Hochant de la tête, comprenant qu'en cet instant précis, Aragorn n'avait pu à faire au jeune homme mais au Roi Juste de Narnia qu'il était dans l'âme, le rôdeur vint à saluer une dernière fois Dame Eowyn avant de la laisser seul avec Edmund, allant rejoindre les autres avec Arod.
_ Eowyn…
_ Je peux très bien m'occuper de moi-même Seigneur Edmund, je n'ai nullement besoin de votre…
_ Vous pouvez me porter rancune ou pour m'en vouloir pour ce que je vais vous dire, mais sachez qu'Aragorn n'a jamais voulus vous blessez ou même vous laissez penser que votre histoire pourrait être sérieuse lui confia Edmund à ce propos. En réalité, il n'a jamais crus un seul instant que vous éprouviez des sentiments pour lui. Même lorsque moi et Boromir nous lui avons fait la remarque, je ne pense pas qu'il nous ait pris très aux sérieux. Pour tout vous dire, je crois sincèrement qu'au fond de vous-même vous saviez que vous n'étiez pas fait l'un pour l'autre, et que quelqu'un, quelque part, votre âme-sœur vous attend et que vous le reconnaitrez en le voyant lui affirma-t'il sûr de lui.
_ Et comment pouvez-vous le savoir ?
_ Parce que j'ai été moi-même dans votre situation admit Edmund avec sincérité. Je suis tombé amoureux de quelqu'un mais cette dernière se trouvait, elle-même, amoureuse de quelqu'un d'autre qui éprouvait exactement les mêmes sentiments alors je n'ai pas eu le cœur à les séparer. Si vous tenez réellement à quelqu'un avec toute sincérité, le plus grand des bonheurs seraient de le ou la voir heureuse avec la personne qu'il ou elle aura choisie. De plus, je sais que celle que j'aimerais avec toute sincérité et qui me le rendra ne se trouve plus très loin de moi, j'en suis persuader lui avoua-t'il avec affection.
_ Vous semblez si sur de vous. Comment pouvez-vous savoir qu'elle sera heureuse avec lui ?
_ Parce qu'il n'y a qu'avec lui qu'elle le sera.
Ne trouvant rien d'autre à dire face à sa déclaration plus que sérieuse et sincère, Eowyn ne put rien répliquer à ces mots, comprenant pertinemment ces paroles et qu'elle ne put avoir une pensée d'affection pour ce jeune homme qui connaissait exactement ce qu'elle ressentait mais qui n'avait nullement perdus espoir de rencontrer l'amour.
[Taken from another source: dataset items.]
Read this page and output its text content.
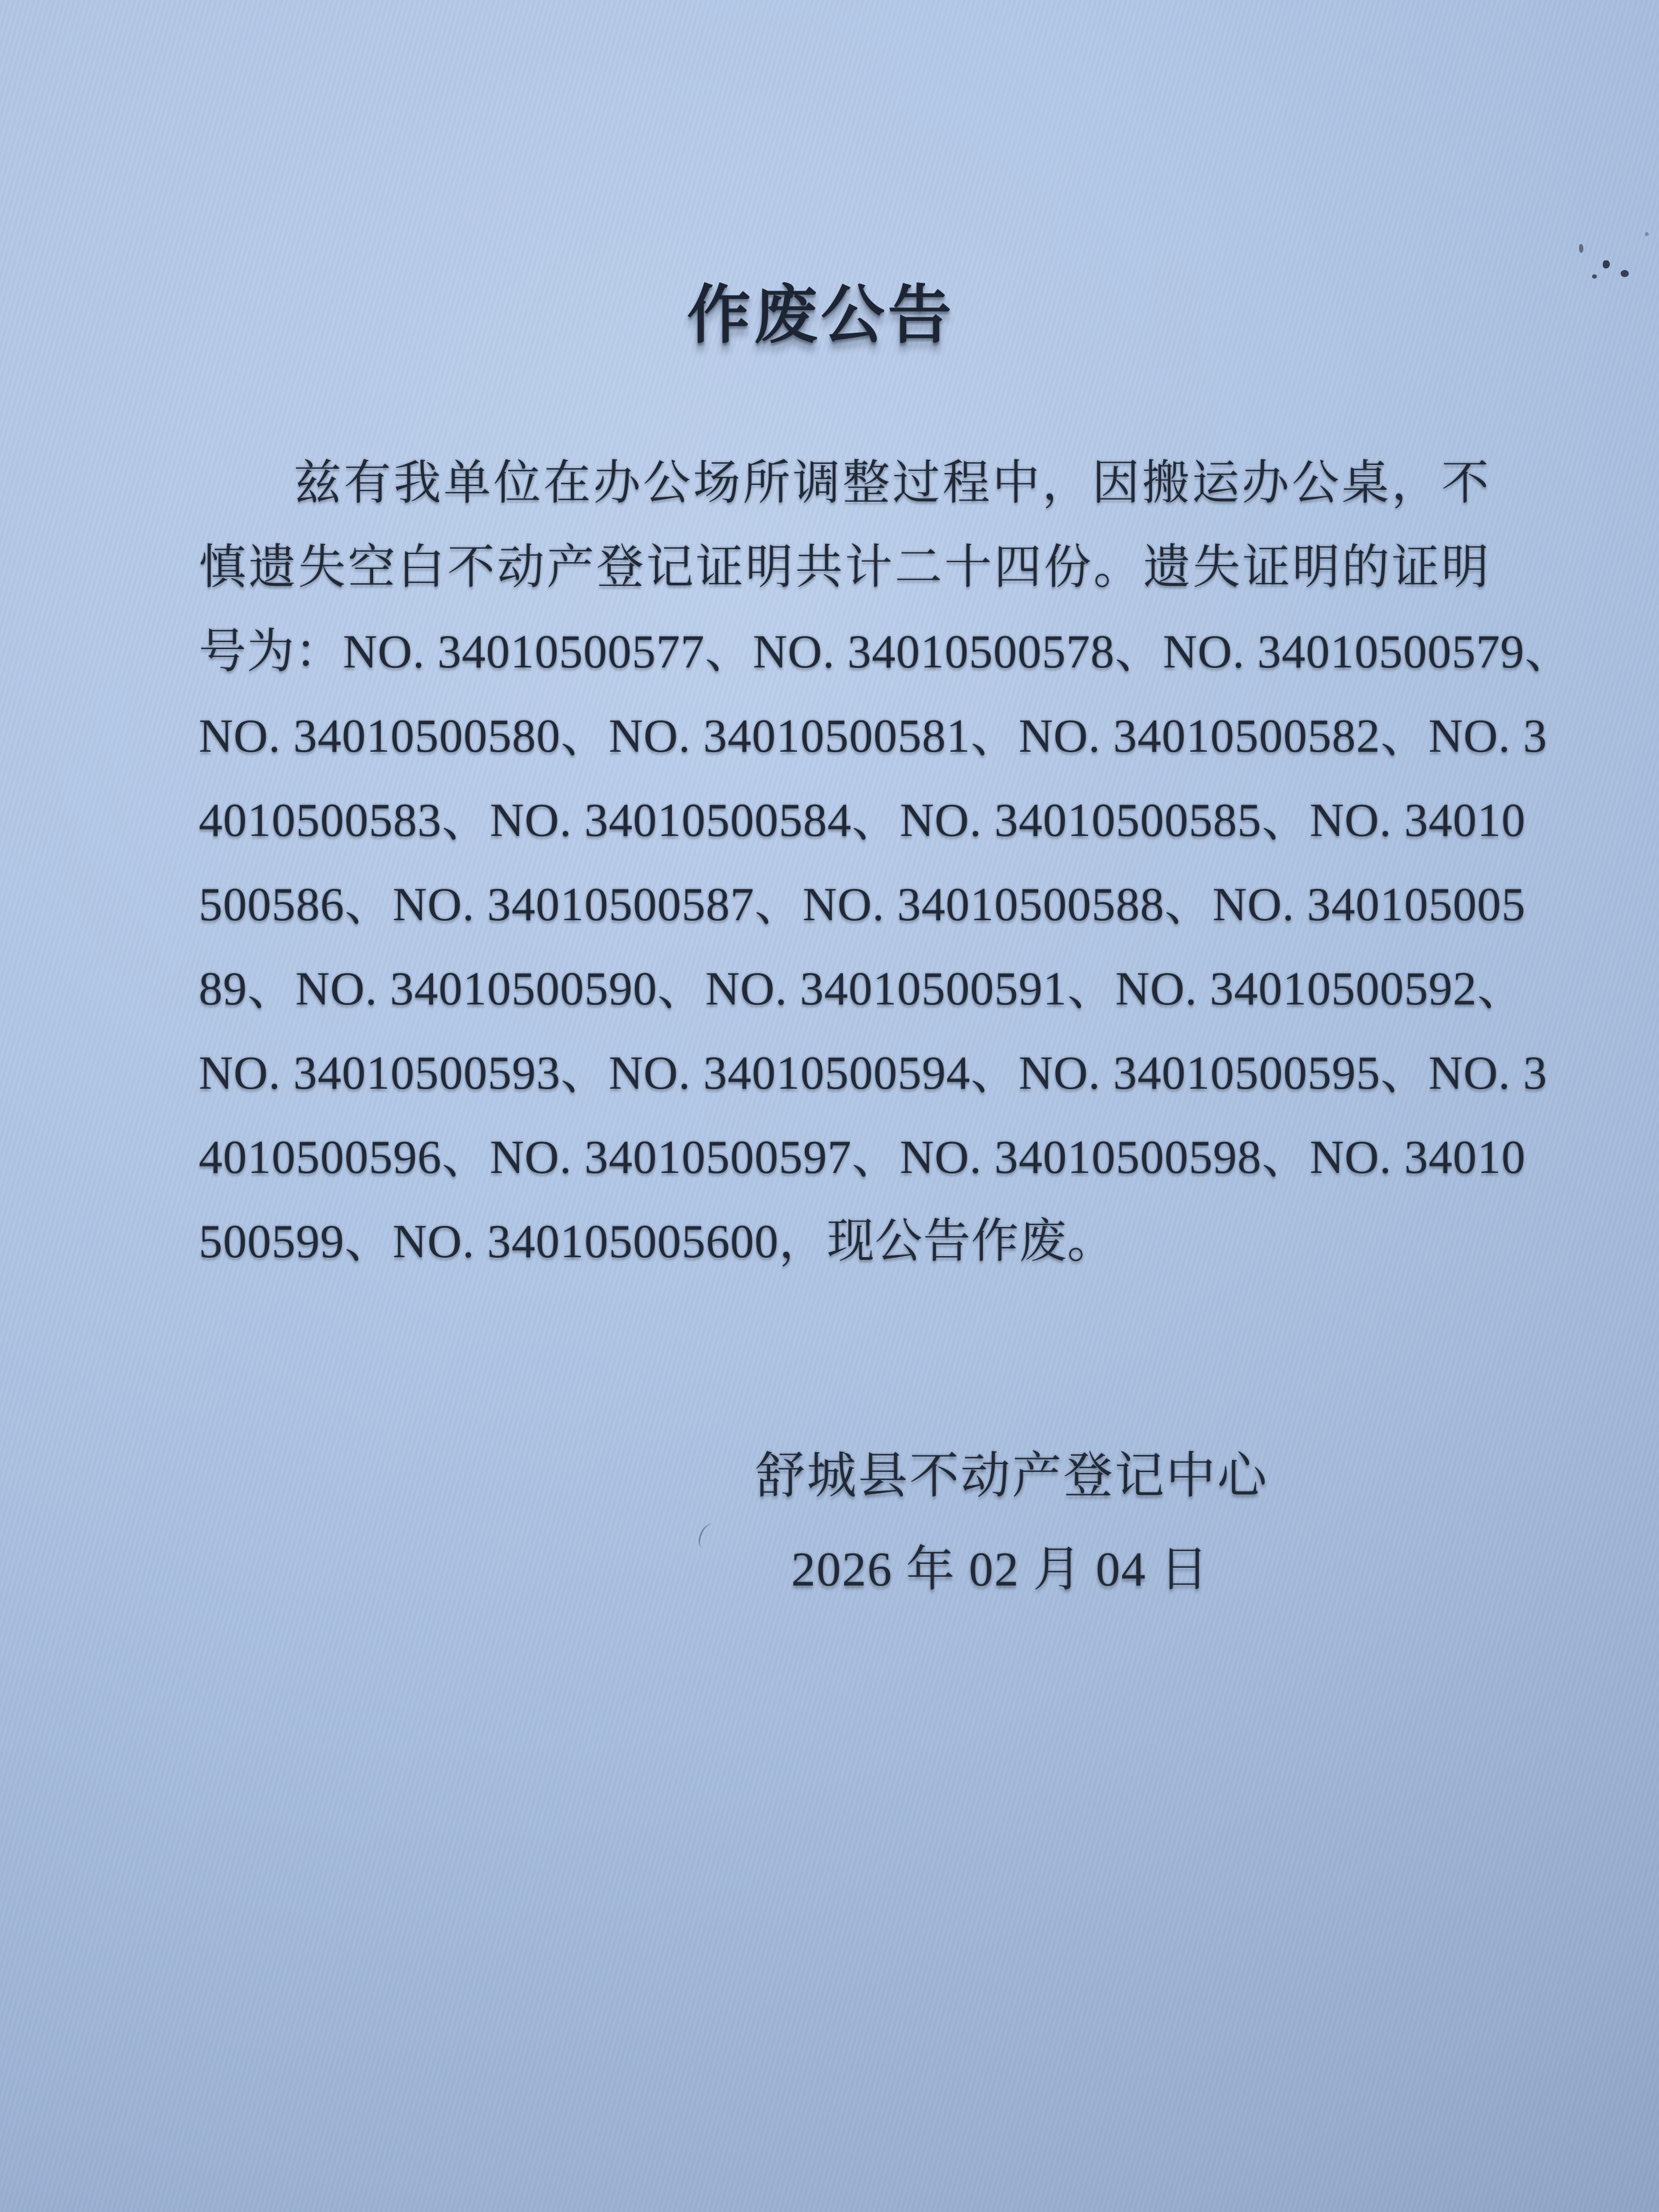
作废公告
兹有我单位在办公场所调整过程中，因搬运办公桌，不
慎遗失空白不动产登记证明共计二十四份。遗失证明的证明
号为：NO. 34010500577、NO. 34010500578、NO. 34010500579、
NO. 34010500580、NO. 34010500581、NO. 34010500582、NO. 3
4010500583、NO. 34010500584、NO. 34010500585、NO. 34010
500586、NO. 34010500587、NO. 34010500588、NO. 340105005
89、NO. 34010500590、NO. 34010500591、NO. 34010500592、
NO. 34010500593、NO. 34010500594、NO. 34010500595、NO. 3
4010500596、NO. 34010500597、NO. 34010500598、NO. 34010
500599、NO. 340105005600，现公告作废。
舒城县不动产登记中心
2026 年 02 月 04 日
_ Allez Milady, allons rejoindre les autres et nous préparer pour le combat rappela Edmund à ce propos.
_ Il n'y a que vous et les hommes qui devront vous préparez pour le combat, Seigneur ?
_ Toute personne qui souhaite se battre pour ces convictions peut se joindre pour la bataille, c'est d'ailleurs pour cela que vous avez apporté votre épée avec vous, non ?
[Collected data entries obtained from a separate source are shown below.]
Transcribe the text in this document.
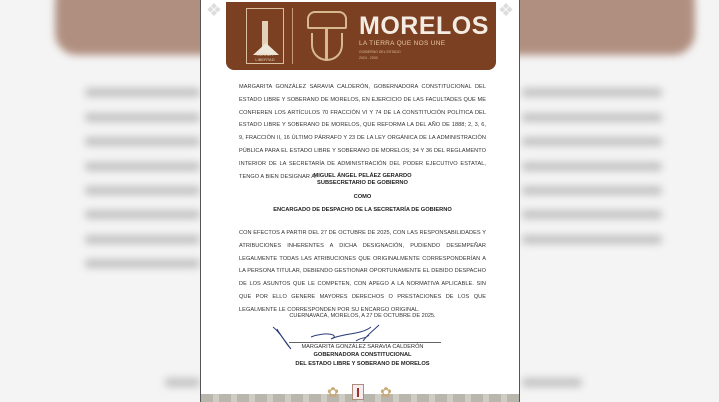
❖	❖
TIERRA Y LIBERTAD
MORELOS
LA TIERRA QUE NOS UNE
GOBIERNO DEL ESTADO
2024 - 2030

MARGARITA GONZÁLEZ SARAVIA CALDERÓN, GOBERNADORA CONSTITUCIONAL DEL ESTADO LIBRE Y SOBERANO DE MORELOS, EN EJERCICIO DE LAS FACULTADES QUE ME CONFIEREN LOS ARTÍCULOS 70 FRACCIÓN VI Y 74 DE LA CONSTITUCIÓN POLÍTICA DEL ESTADO LIBRE Y SOBERANO DE MORELOS, QUE REFORMA LA DEL AÑO DE 1888; 2, 3, 6, 9, FRACCIÓN II, 16 ÚLTIMO PÁRRAFO Y 23 DE LA LEY ORGÁNICA DE LA ADMINISTRACIÓN PÚBLICA PARA EL ESTADO LIBRE Y SOBERANO DE MORELOS; 34 Y 36 DEL REGLAMENTO INTERIOR DE LA SECRETARÍA DE ADMINISTRACIÓN DEL PODER EJECUTIVO ESTATAL, TENGO A BIEN DESIGNAR A:

MIGUEL ÁNGEL PELÁEZ GERARDO
SUBSECRETARIO DE GOBIERNO
COMO
ENCARGADO DE DESPACHO DE LA SECRETARÍA DE GOBIERNO

CON EFECTOS A PARTIR DEL 27 DE OCTUBRE DE 2025, CON LAS RESPONSABILIDADES Y ATRIBUCIONES INHERENTES A DICHA DESIGNACIÓN, PUDIENDO DESEMPEÑAR LEGALMENTE TODAS LAS ATRIBUCIONES QUE ORIGINALMENTE CORRESPONDERÍAN A LA PERSONA TITULAR, DEBIENDO GESTIONAR OPORTUNAMENTE EL DEBIDO DESPACHO DE LOS ASUNTOS QUE LE COMPETEN, CON APEGO A LA NORMATIVA APLICABLE. SIN QUE POR ELLO GENERE MAYORES DERECHOS O PRESTACIONES DE LOS QUE LEGALMENTE LE CORRESPONDEN POR SU ENCARGO ORIGINAL.

CUERNAVACA, MORELOS, A 27 DE OCTUBRE DE 2025.
MARGARITA GONZÁLEZ SARAVIA CALDERÓN
GOBERNADORA CONSTITUCIONAL
DEL ESTADO LIBRE Y SOBERANO DE MORELOS
✿	✿
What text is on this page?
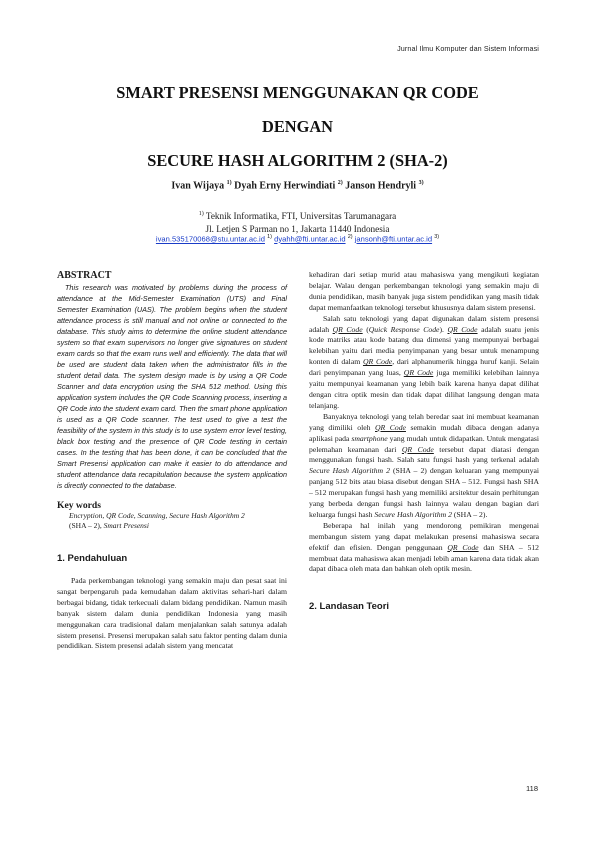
Jurnal Ilmu Komputer dan Sistem Informasi
SMART PRESENSI MENGGUNAKAN QR CODE
DENGAN
SECURE HASH ALGORITHM 2 (SHA-2)
Ivan Wijaya $^{1)}$ Dyah Erny Herwindiati $^{2)}$ Janson Hendryli $^{3)}$
$^{1)}$ Teknik Informatika, FTI, Universitas Tarumanagara
Jl. Letjen S Parman no 1, Jakarta 11440 Indonesia
ivan.535170068@stu.untar.ac.id $^{1)}$ dyahh@fti.untar.ac.id $^{2)}$ jansonh@fti.untar.ac.id $^{3)}$
ABSTRACT
This research was motivated by problems during the process of attendance at the Mid-Semester Examination (UTS) and Final Semester Examination (UAS). The problem begins when the student attendance process is still manual and not online or connected to the database. This study aims to determine the online student attendance system so that exam supervisors no longer give signatures on student exam cards so that the exam runs well and efficiently. The data that will be used are student data taken when the administrator fills in the student detail data. The system design made is by using a QR Code Scanner and data encryption using the SHA 512 method. Using this application system includes the QR Code Scanning process, inserting a QR Code into the student exam card. Then the smart phone application is used as a QR Code scanner. The test used to give a test the feasibility of the system in this study is to use system error level testing, black box testing and the presence of QR Code testing in certain cases. In the testing that has been done, it can be concluded that the Smart Presensi application can make it easier to do attendance and student attendance data recapitulation because the system application is directly connected to the database.
Key words
Encryption, QR Code, Scanning, Secure Hash Algorithm 2
(SHA – 2), Smart Presensi
1. Pendahuluan
Pada perkembangan teknologi yang semakin maju dan pesat saat ini sangat berpengaruh pada kemudahan dalam aktivitas sehari-hari dalam berbagai bidang, tidak terkecuali dalam bidang pendidikan. Namun masih banyak sistem dalam dunia pendidikan Indonesia yang masih menggunakan cara tradisional dalam menjalankan salah satunya adalah sistem presensi. Presensi merupakan salah satu faktor penting dalam dunia pendidikan. Sistem presensi adalah sistem yang mencatat
kehadiran dari setiap murid atau mahasiswa yang mengikuti kegiatan belajar. Walau dengan perkembangan teknologi yang semakin maju di dunia pendidikan, masih banyak juga sistem pendidikan yang masih tidak dapat memanfaatkan teknologi tersebut khususnya dalam sistem presensi.
Salah satu teknologi yang dapat digunakan dalam sistem presensi adalah QR Code (Quick Response Code). QR Code adalah suatu jenis kode matriks atau kode batang dua dimensi yang mempunyai berbagai kelebihan yaitu dari media penyimpanan yang besar untuk menampung konten di dalam QR Code, dari alphanumerik hingga huruf kanji. Selain dari penyimpanan yang luas, QR Code juga memiliki kelebihan lainnya yaitu mempunyai keamanan yang lebih baik karena hanya dapat dilihat dengan citra optik mesin dan tidak dapat dilihat langsung dengan mata telanjang.
Banyaknya teknologi yang telah beredar saat ini membuat keamanan yang dimiliki oleh QR Code semakin mudah dibaca dengan adanya aplikasi pada smartphone yang mudah untuk didapatkan. Untuk mengatasi pelemahan keamanan dari QR Code tersebut dapat diatasi dengan menggunakan fungsi hash. Salah satu fungsi hash yang terkenal adalah Secure Hash Algorithm 2 (SHA – 2) dengan keluaran yang mempunyai panjang 512 bits atau biasa disebut dengan SHA – 512. Fungsi hash SHA – 512 merupakan fungsi hash yang memiliki arsitektur desain perhitungan yang berbeda dengan fungsi hash lainnya walau dengan bagian dari keluarga fungsi hash Secure Hash Algorithm 2 (SHA – 2).
Beberapa hal inilah yang mendorong pemikiran mengenai membangun sistem yang dapat melakukan presensi mahasiswa secara efektif dan efisien. Dengan penggunaan QR Code dan SHA – 512 membuat data mahasiswa akan menjadi lebih aman karena data tidak akan dapat dibaca oleh mata dan bahkan oleh optik mesin.
2. Landasan Teori
118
Et ne pouvant rien répliquer à ces paroles alors qu'elle chercha des mots pour ne dissuader d'en parler à son oncle ou encore à son frère, Eowyn déchanta très vite quand Edmund vint à lui sourire chaleureusement et lui faisant un clin d'œil, attrapa sa main et l'entraina à sa suite, lui confiant la solution à son problème.
.xXx.
Lorsqu'Aragorn avait quitté Edmund lui laissant Eowyn à s'occuper, il alla rejoindre Susan et Fili, tous les deux autour de Clair de Lune sceller alors que les deux camarades cessèrent leur discussion et portèrent un regard amusé vers lui. Un regard qu'il finit par comprendre quand il entendit une voix grave résonner dans son dos.
_ Ou comptez-vous donc aller ?
_ Non. Pas cette fois-ci Gimli répliqua Aragorn en se tournant vers ce dernier. Cette fois vous restez ici.
_ Ignorez-vous tout de l'opiniâtreté des nains ? Lui demanda la voix amusée de Legolas, se rapprochant d'eux avec sa propre monture.
_ Il va falloir l'accepter déclara avec sérieux Gimli en se relevant de son siège sur lequel il était assis. Nous venons aussi avec vous, l'ami.
Redressant son regard vers la Dame et le Prince nain, ces deux derniers ne purent s'empêcher de sourire en voyant la mine qu'il était en train de leur lancer en cet instant précis.
_ Nous n'y sommes pour rien Aragorn, ils ont faits valoir leur droit de venir nous accompagner durant cette quête lui répliqua amuser Fili à ce sujet.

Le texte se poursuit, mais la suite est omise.